While the initial deadline for the report was June 30, 2019, the Vermont Task Force requested an extension until September 30, 2019 to allow for further public engagement and additional time for deliberation on the recommendations. It is unclear whether a formal extension was granted, but the Vermont Task Force has yet to publish a final report.
Other AI Initiatives Around the Country
While New York City and Vermont have taken the lead, more state and local governments are likely to follow suit. In May 2019, Alabama established the Commission on Artificial Intelligence and Associated Technologies to review “all aspects of the growth of artificial intelligence and associated technology in the state and the use of artificial intelligence in governance, healthcare, education, environment, transportation, and industries of the future…” Unlike the New York City and Vermont initiatives which are focused primarily on the use of AI in government systems, the Alabama Commission will evaluate AI issues broadly to look beyond government to industries such as “autonomous cars, industrial robots, [and] algorithms for disease diagnosis.” The Alabama Commission will produce a report by May 2020.
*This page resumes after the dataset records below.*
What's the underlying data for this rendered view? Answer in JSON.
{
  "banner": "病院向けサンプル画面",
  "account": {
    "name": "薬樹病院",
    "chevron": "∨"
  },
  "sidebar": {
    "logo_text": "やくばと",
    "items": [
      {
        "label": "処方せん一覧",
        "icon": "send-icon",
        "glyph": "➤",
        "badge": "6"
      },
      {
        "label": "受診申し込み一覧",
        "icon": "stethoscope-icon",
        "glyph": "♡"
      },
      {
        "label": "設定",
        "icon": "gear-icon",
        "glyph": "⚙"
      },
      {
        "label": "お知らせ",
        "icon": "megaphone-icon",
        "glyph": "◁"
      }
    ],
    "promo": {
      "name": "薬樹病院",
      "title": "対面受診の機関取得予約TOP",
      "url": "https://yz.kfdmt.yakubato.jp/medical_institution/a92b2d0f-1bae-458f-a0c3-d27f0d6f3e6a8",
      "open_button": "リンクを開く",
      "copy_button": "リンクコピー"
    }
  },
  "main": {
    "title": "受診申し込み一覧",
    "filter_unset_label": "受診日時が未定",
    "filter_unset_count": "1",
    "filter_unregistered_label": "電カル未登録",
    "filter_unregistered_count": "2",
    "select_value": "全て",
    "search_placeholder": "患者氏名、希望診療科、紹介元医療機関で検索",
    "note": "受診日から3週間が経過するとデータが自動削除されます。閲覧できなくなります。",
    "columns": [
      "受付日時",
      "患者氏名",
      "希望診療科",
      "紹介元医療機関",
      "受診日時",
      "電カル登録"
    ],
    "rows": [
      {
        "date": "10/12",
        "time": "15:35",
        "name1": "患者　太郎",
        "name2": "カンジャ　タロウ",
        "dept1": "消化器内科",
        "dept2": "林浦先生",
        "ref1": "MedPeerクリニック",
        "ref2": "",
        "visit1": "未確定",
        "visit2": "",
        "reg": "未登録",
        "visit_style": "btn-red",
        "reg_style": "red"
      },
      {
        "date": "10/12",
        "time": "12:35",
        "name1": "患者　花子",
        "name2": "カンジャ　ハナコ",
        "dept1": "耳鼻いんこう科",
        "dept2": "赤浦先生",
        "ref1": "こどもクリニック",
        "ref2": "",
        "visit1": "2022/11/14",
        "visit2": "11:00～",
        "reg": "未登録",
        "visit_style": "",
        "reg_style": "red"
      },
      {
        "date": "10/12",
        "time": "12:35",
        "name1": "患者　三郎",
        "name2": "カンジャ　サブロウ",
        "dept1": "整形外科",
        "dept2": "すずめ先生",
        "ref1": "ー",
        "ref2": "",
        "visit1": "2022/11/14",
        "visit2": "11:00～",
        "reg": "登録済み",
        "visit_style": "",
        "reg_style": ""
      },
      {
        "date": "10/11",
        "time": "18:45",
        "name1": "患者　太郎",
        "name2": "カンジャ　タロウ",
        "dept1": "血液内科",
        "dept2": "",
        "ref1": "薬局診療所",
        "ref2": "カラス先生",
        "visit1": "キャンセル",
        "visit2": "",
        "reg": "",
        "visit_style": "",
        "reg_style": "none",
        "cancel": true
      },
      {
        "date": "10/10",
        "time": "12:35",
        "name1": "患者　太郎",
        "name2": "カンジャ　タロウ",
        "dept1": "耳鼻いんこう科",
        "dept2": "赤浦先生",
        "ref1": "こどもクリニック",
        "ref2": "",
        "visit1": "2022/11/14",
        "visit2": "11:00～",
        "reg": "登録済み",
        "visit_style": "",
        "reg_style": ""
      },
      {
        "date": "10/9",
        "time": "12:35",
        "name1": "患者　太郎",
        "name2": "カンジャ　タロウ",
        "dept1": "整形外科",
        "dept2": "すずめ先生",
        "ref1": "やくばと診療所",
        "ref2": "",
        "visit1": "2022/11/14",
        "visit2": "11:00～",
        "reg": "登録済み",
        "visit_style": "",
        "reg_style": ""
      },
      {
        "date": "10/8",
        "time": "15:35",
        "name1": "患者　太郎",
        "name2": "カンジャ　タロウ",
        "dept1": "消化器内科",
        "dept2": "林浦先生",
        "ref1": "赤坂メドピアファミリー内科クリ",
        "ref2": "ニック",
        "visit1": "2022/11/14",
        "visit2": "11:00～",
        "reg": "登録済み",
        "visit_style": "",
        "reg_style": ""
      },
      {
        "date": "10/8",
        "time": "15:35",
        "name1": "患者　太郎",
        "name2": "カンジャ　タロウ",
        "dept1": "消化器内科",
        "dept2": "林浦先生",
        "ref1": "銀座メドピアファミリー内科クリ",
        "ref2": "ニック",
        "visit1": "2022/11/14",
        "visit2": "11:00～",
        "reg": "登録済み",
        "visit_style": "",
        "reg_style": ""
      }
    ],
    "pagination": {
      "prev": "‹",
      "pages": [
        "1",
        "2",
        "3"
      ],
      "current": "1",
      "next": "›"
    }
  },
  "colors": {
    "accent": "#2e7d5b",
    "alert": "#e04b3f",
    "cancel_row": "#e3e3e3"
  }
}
Last August, the California legislature endorsed the Asilomar AI Principles. Like the Alabama Commission, the California legislature was not focused specifically on use of AI by the government but rather more broadly on AI development in general.
These preliminary efforts by state and local governments evidence the substantial interest that public procurements of AI and AI development in general have generated at all levels of government. Broadly speaking, public procurement regimes at the federal, state, and local levels follow the same guiding principles, but it is not uncommon for state and local governments to depart from their federal counterparts on specific issues, as evidenced by several state governments (such as Vermont and Oregon) mandating net neutrality from their internet service providers. Consequently, the actions taken by state and local governments in the area of AI and automated decision systems bear monitoring.